The state House on Wednesday backed a much broader expansion of Georgia’s medical marijuana law, a statement vote after the Senate backed a similar measure that left many advocates unhappy.
House Bill 65, sponsored by state Rep. Allen Peake, R-Macon, would among other changes double the list of illnesses and conditions eligible for treatment with medical marijuana in Georgia to include AIDS, Alzheimer's disease, autism, autoimmune disease, epidermolysis bullosa, HIV, peripheral neuropathy and Tourette's syndrome.
It removes a one-year residency requirement.
Additionally, the bill would let people who have registration cards from other states with similar low-THC cannabis oil laws also possess the oil here.

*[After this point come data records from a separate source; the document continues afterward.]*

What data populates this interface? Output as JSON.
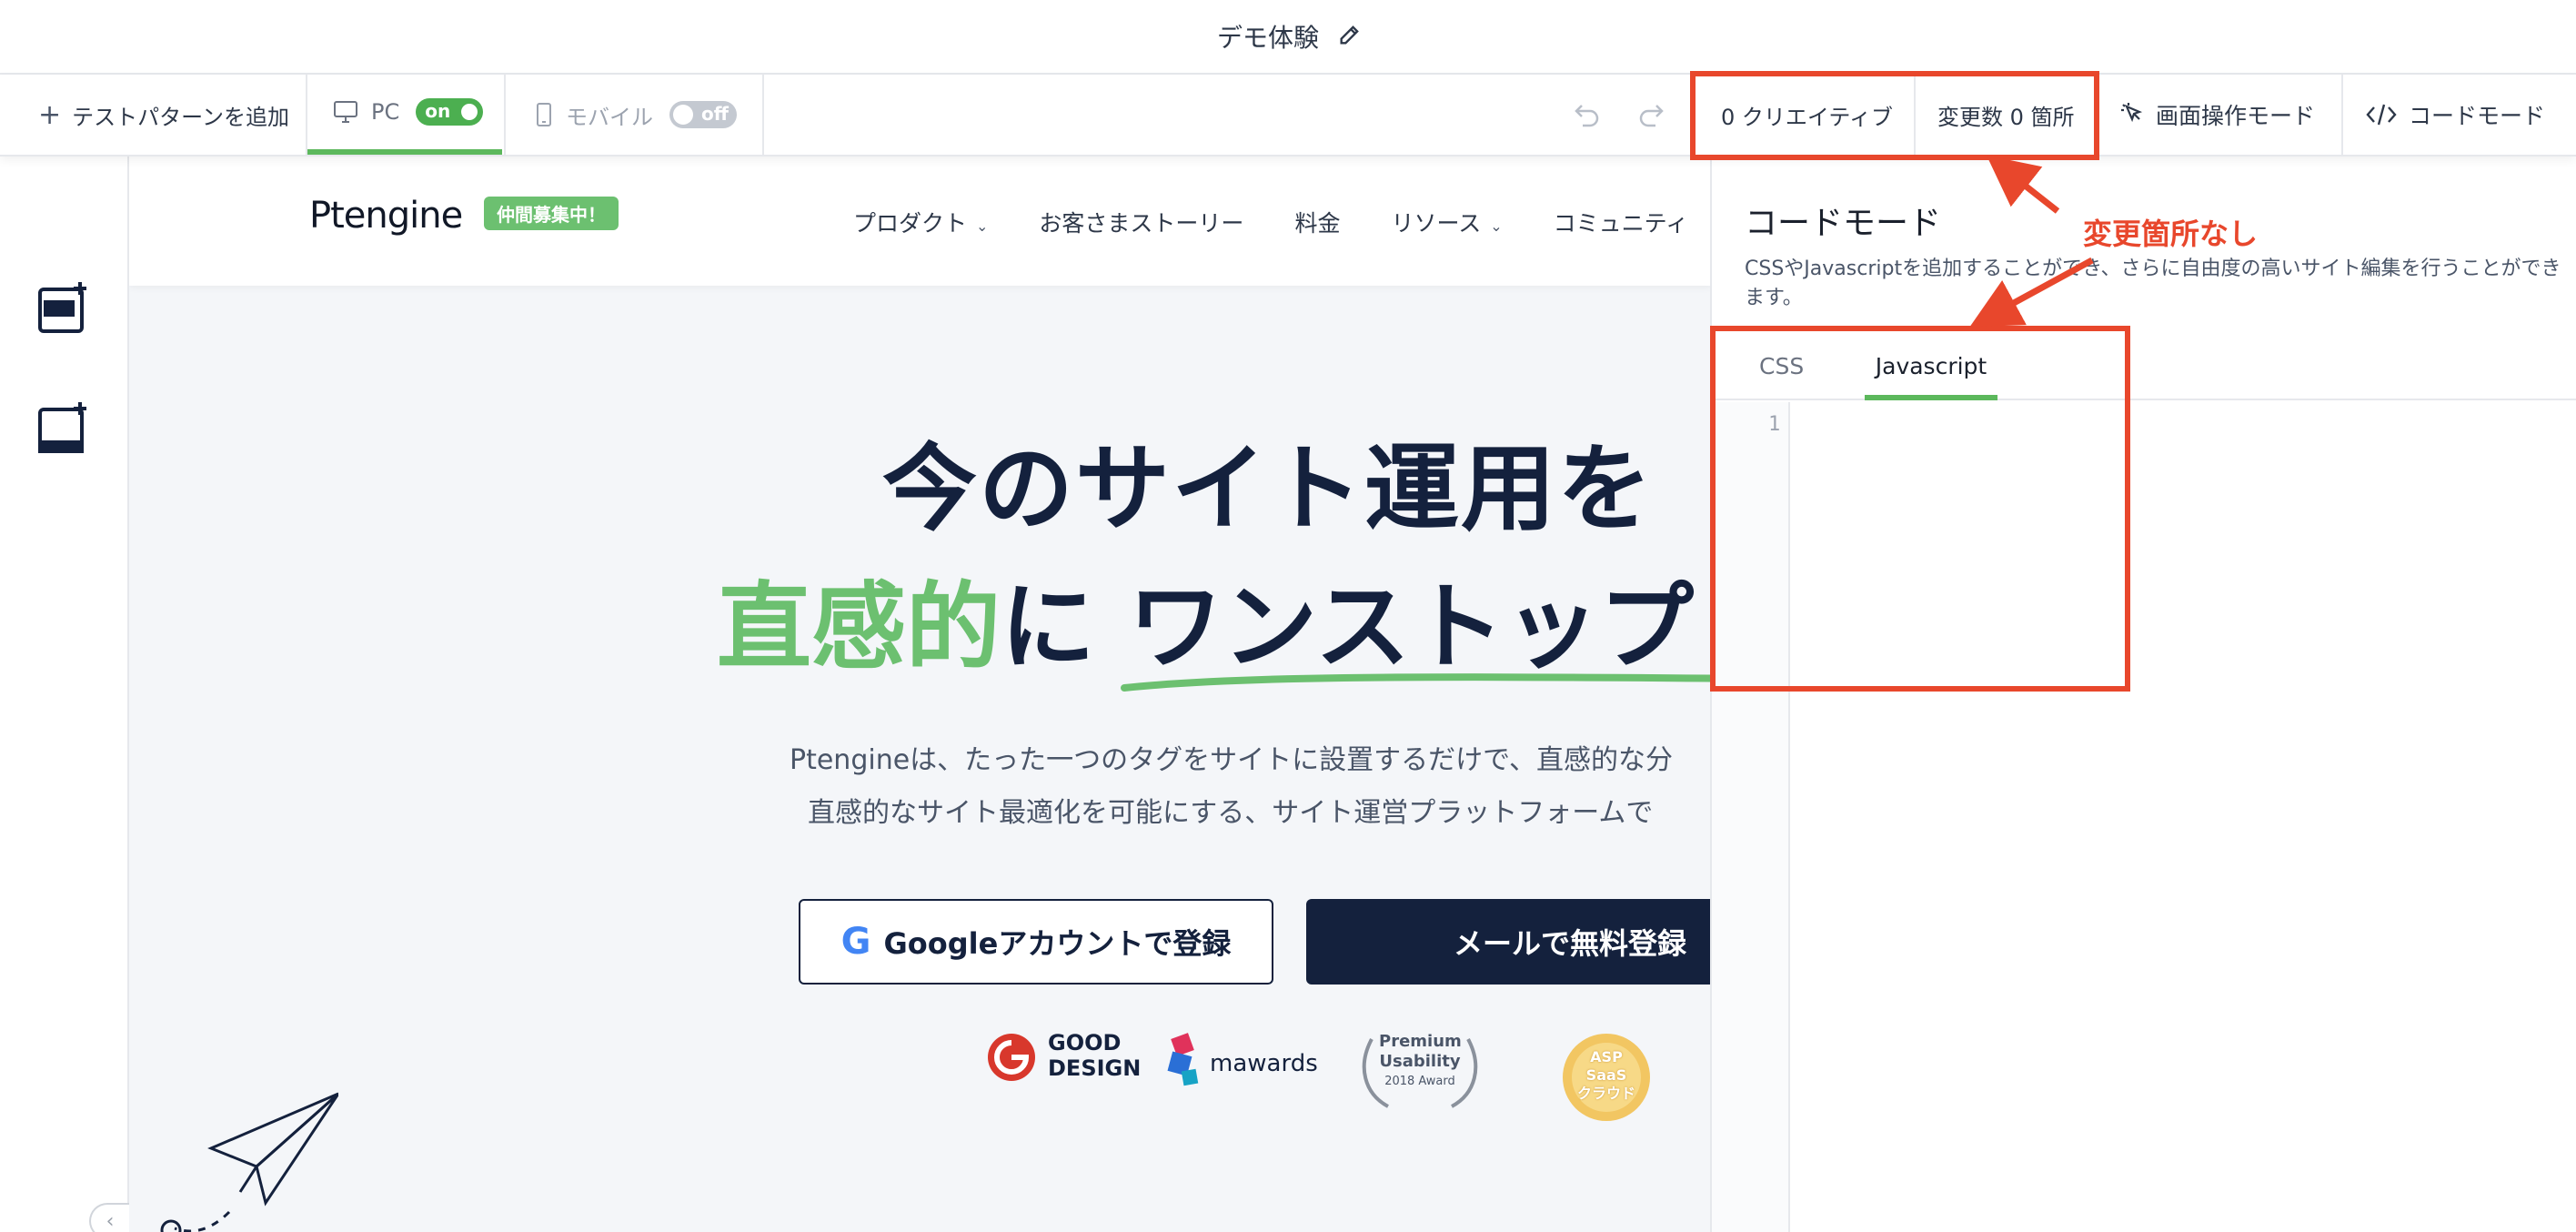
{
  "window": {
    "title": "デモ体験"
  },
  "toolbar": {
    "add_pattern": "テストパターンを追加",
    "pc_label": "PC",
    "pc_toggle": "on",
    "mobile_label": "モバイル",
    "mobile_toggle": "off",
    "creatives": "0 クリエイティブ",
    "changes": "変更数 0 箇所",
    "screen_mode": "画面操作モード",
    "code_mode": "コードモード"
  },
  "site": {
    "logo": "Ptengine",
    "recruit_badge": "仲間募集中！",
    "nav": [
      "プロダクト",
      "お客さまストーリー",
      "料金",
      "リソース",
      "コミュニティ"
    ],
    "hero_line1": "今のサイト運用を",
    "hero_line2_green": "直感的",
    "hero_line2_rest": "に ワンストップ",
    "desc_line1": "Ptengineは、たった一つのタグをサイトに設置するだけで、直感的な分",
    "desc_line2": "直感的なサイト最適化を可能にする、サイト運営プラットフォームで",
    "google_button": "Googleアカウントで登録",
    "mail_button": "メールで無料登録",
    "awards": {
      "good_design_1": "GOOD",
      "good_design_2": "DESIGN",
      "mawards": "mawards",
      "premium_1": "Premium",
      "premium_2": "Usability",
      "premium_3": "2018 Award",
      "asp_1": "ASP",
      "asp_2": "SaaS",
      "asp_3": "クラウド"
    }
  },
  "code_panel": {
    "title": "コードモード",
    "description": "CSSやJavascriptを追加することができ、さらに自由度の高いサイト編集を行うことができます。",
    "tabs": [
      "CSS",
      "Javascript"
    ],
    "active_tab": "Javascript",
    "line_number": "1"
  },
  "annotation": {
    "text": "変更箇所なし",
    "color": "#e8472c"
  },
  "colors": {
    "accent_green": "#5cb85c",
    "navy": "#14213d",
    "annotation_red": "#e8472c"
  }
}
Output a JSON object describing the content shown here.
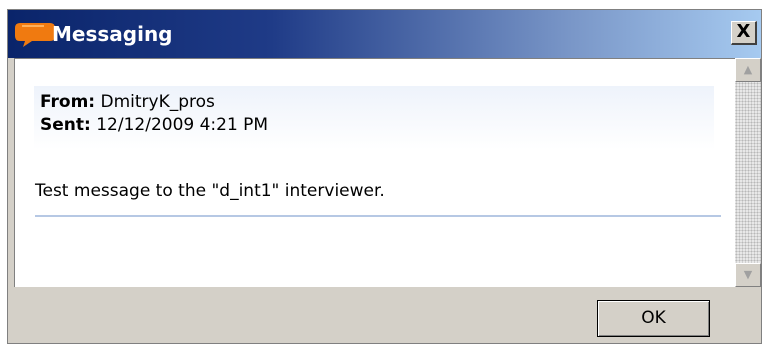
{
  "window": {
    "title": "Messaging",
    "title_icon": "chat-bubble-icon",
    "close_label": "X",
    "colors": {
      "title_gradient_start": "#0a246a",
      "title_gradient_end": "#a6caf0",
      "face": "#d4d0c8",
      "app_icon": "#f07a10"
    }
  },
  "message": {
    "from_label": "From:",
    "from_value": "DmitryK_pros",
    "sent_label": "Sent:",
    "sent_value": "12/12/2009 4:21 PM",
    "body": "Test message to the \"d_int1\" interviewer."
  },
  "scrollbar": {
    "up_icon": "arrow-up-icon",
    "down_icon": "arrow-down-icon",
    "up_glyph": "▲",
    "down_glyph": "▼"
  },
  "buttons": {
    "ok_label": "OK"
  }
}
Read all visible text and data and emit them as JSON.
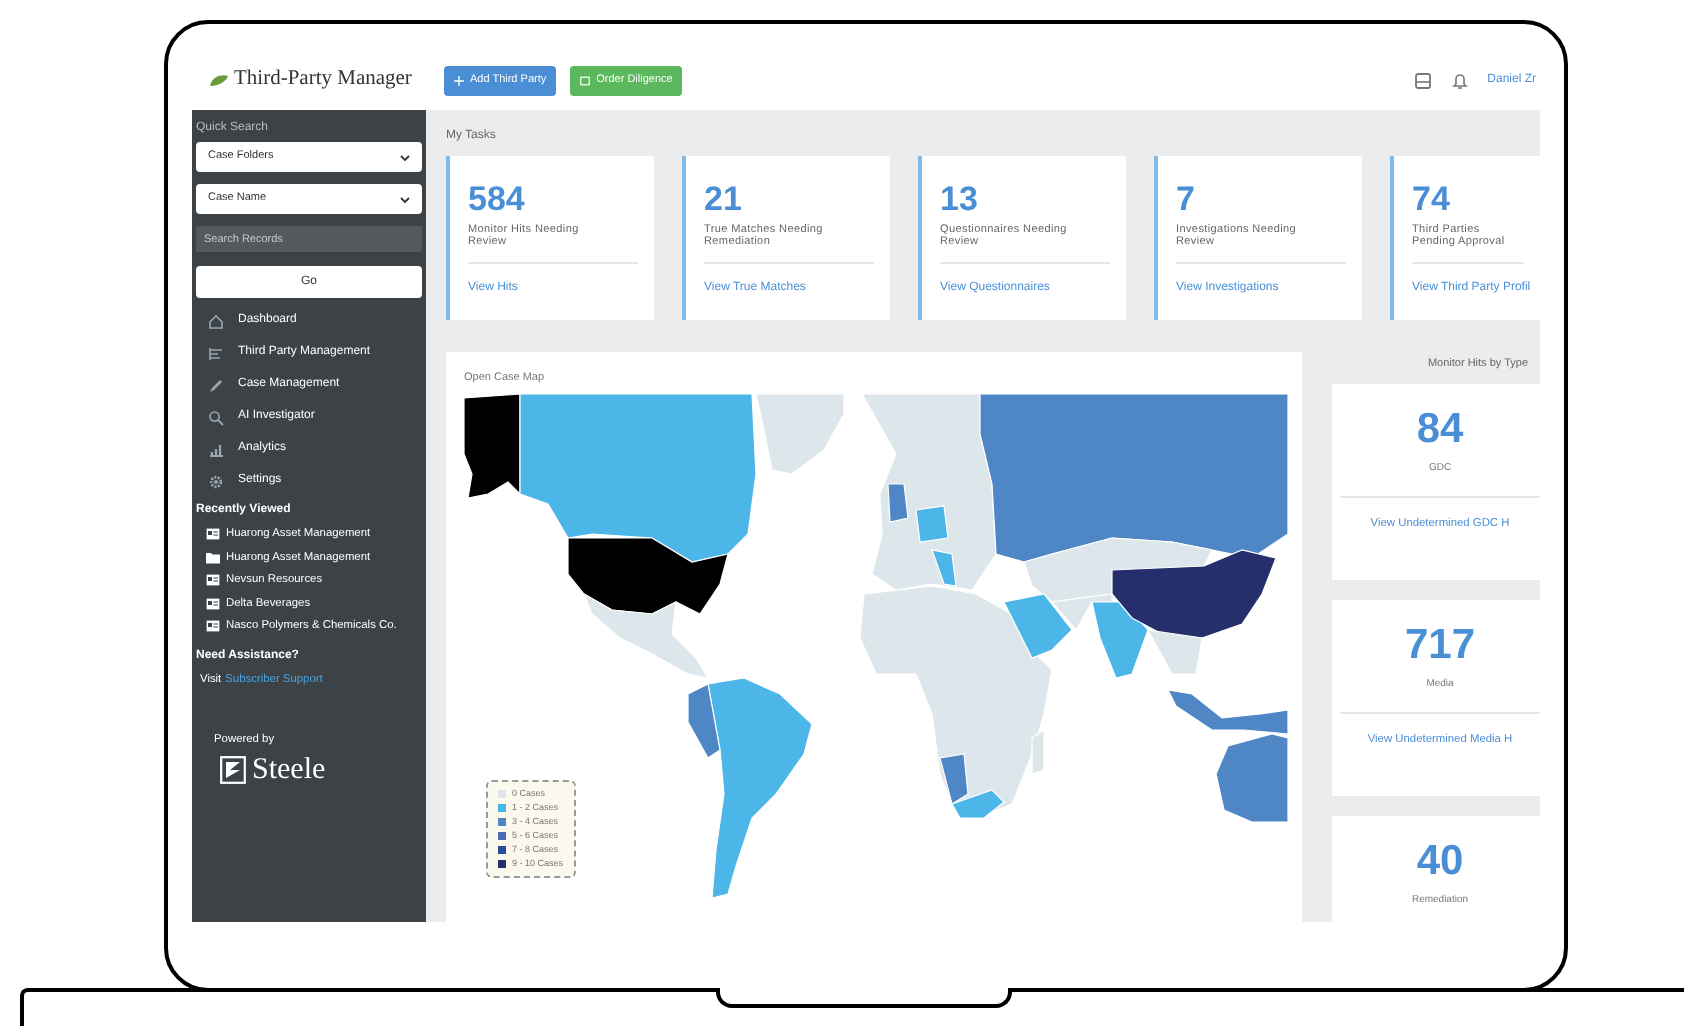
{
  "header": {
    "logo": "Third-Party Manager",
    "buttons": [
      {
        "label": "Add Third Party",
        "kind": "add"
      },
      {
        "label": "Order Diligence",
        "kind": "order"
      }
    ],
    "user": "Daniel Zr"
  },
  "sidebar": {
    "quick_search_label": "Quick Search",
    "dropdowns": [
      "Case Folders",
      "Case Name"
    ],
    "search": {
      "placeholder": "Search Records"
    },
    "go_button": "Go",
    "nav": [
      {
        "label": "Dashboard",
        "kind": "home"
      },
      {
        "label": "Third Party Management",
        "kind": "list"
      },
      {
        "label": "Case Management",
        "kind": "pencil"
      },
      {
        "label": "AI Investigator",
        "kind": "search"
      },
      {
        "label": "Analytics",
        "kind": "chart"
      },
      {
        "label": "Settings",
        "kind": "gear"
      }
    ],
    "recently_viewed": {
      "title": "Recently Viewed",
      "items": [
        {
          "label": "Huarong Asset Management",
          "kind": "record"
        },
        {
          "label": "Huarong Asset Management",
          "kind": "folder"
        },
        {
          "label": "Nevsun Resources",
          "kind": "record"
        },
        {
          "label": "Delta Beverages",
          "kind": "record"
        },
        {
          "label": "Nasco Polymers & Chemicals Co.",
          "kind": "record"
        }
      ]
    },
    "assistance": {
      "title": "Need Assistance?",
      "text": "Visit",
      "link": "Subscriber Support"
    },
    "powered_by": "Powered by",
    "brand": "Steele"
  },
  "my_tasks": {
    "title": "My Tasks",
    "cards": [
      {
        "count": "584",
        "label": "Monitor Hits Needing Review",
        "link": "View Hits"
      },
      {
        "count": "21",
        "label": "True Matches Needing Remediation",
        "link": "View True Matches"
      },
      {
        "count": "13",
        "label": "Questionnaires Needing Review",
        "link": "View Questionnaires"
      },
      {
        "count": "7",
        "label": "Investigations Needing Review",
        "link": "View Investigations"
      },
      {
        "count": "74",
        "label": "Third Parties Pending Approval",
        "link": "View Third Party Profil"
      }
    ]
  },
  "map": {
    "title": "Open Case Map",
    "legend": [
      {
        "label": "0 Cases",
        "color": "#dde6ea"
      },
      {
        "label": "1 - 2 Cases",
        "color": "#4db6e8"
      },
      {
        "label": "3 - 4 Cases",
        "color": "#4f86c6"
      },
      {
        "label": "5 - 6 Cases",
        "color": "#4a6fb5"
      },
      {
        "label": "7 - 8 Cases",
        "color": "#2a4aa0"
      },
      {
        "label": "9 - 10 Cases",
        "color": "#242f6b"
      }
    ]
  },
  "monitor_hits": {
    "title": "Monitor Hits by Type",
    "cards": [
      {
        "count": "84",
        "label": "GDC",
        "link": "View Undetermined GDC H"
      },
      {
        "count": "717",
        "label": "Media",
        "link": "View Undetermined Media H"
      },
      {
        "count": "40",
        "label": "Remediation"
      }
    ]
  }
}
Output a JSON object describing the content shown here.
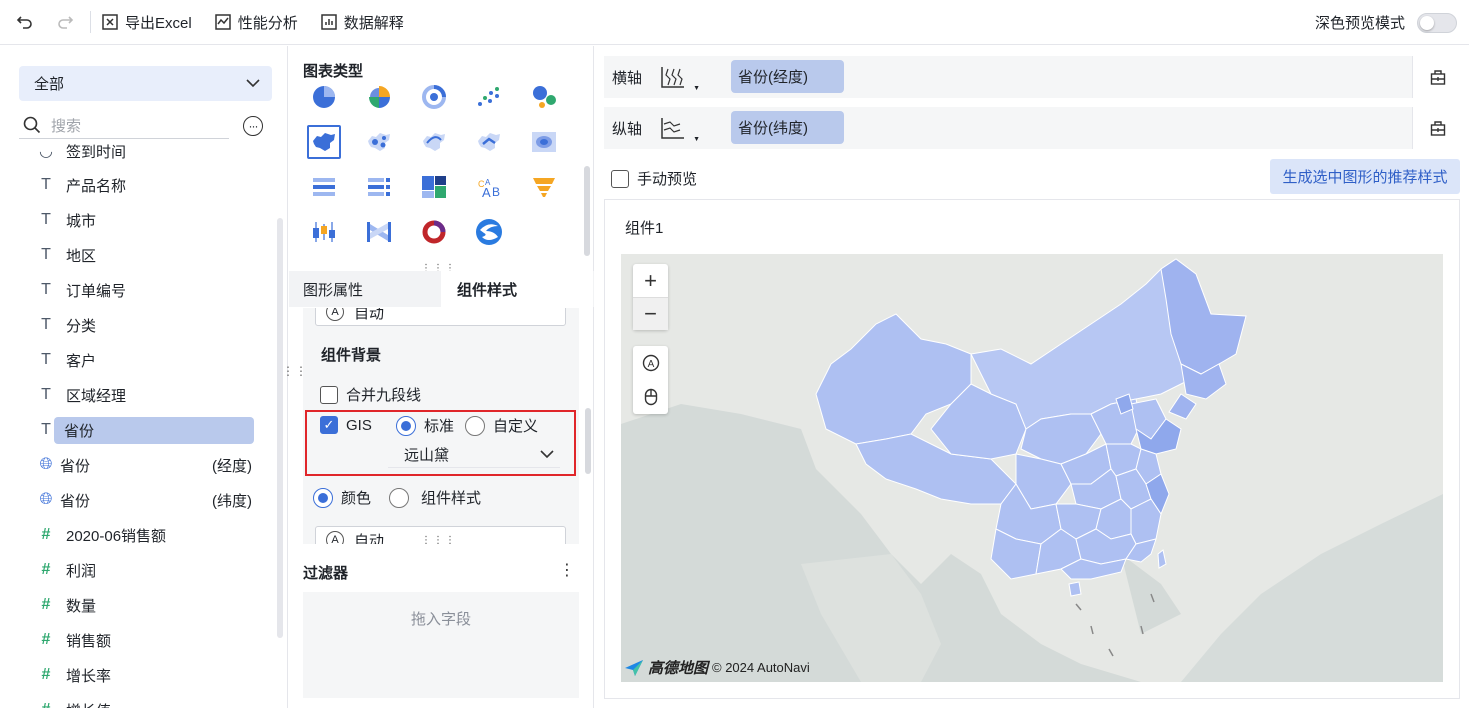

Under Georgia's 2015 law, patients and, in the case of children, families who register with the state are allowed to possess up to 20 ounces of cannabis oil to treat severe forms of eight specific illnesses, including cancer, Parkinson's disease and epilepsy.
The oil can have no more than 5 percent THC, the component in the drug that makes people high.
The House vote comes two weeks after the state Senate passed a medical marijuana measure that would add autism to the list of eligible conditions, but also reduce the allowable maximum THC level in the oil to 3 percent — a mandate unpopular with many of the law's advocates.
Senators wanting to reduce the maximum THC level say the move would bring the state more in line with others that also allow limited forms of the oil. Federal officials continue to classify the oil as an illegal drug.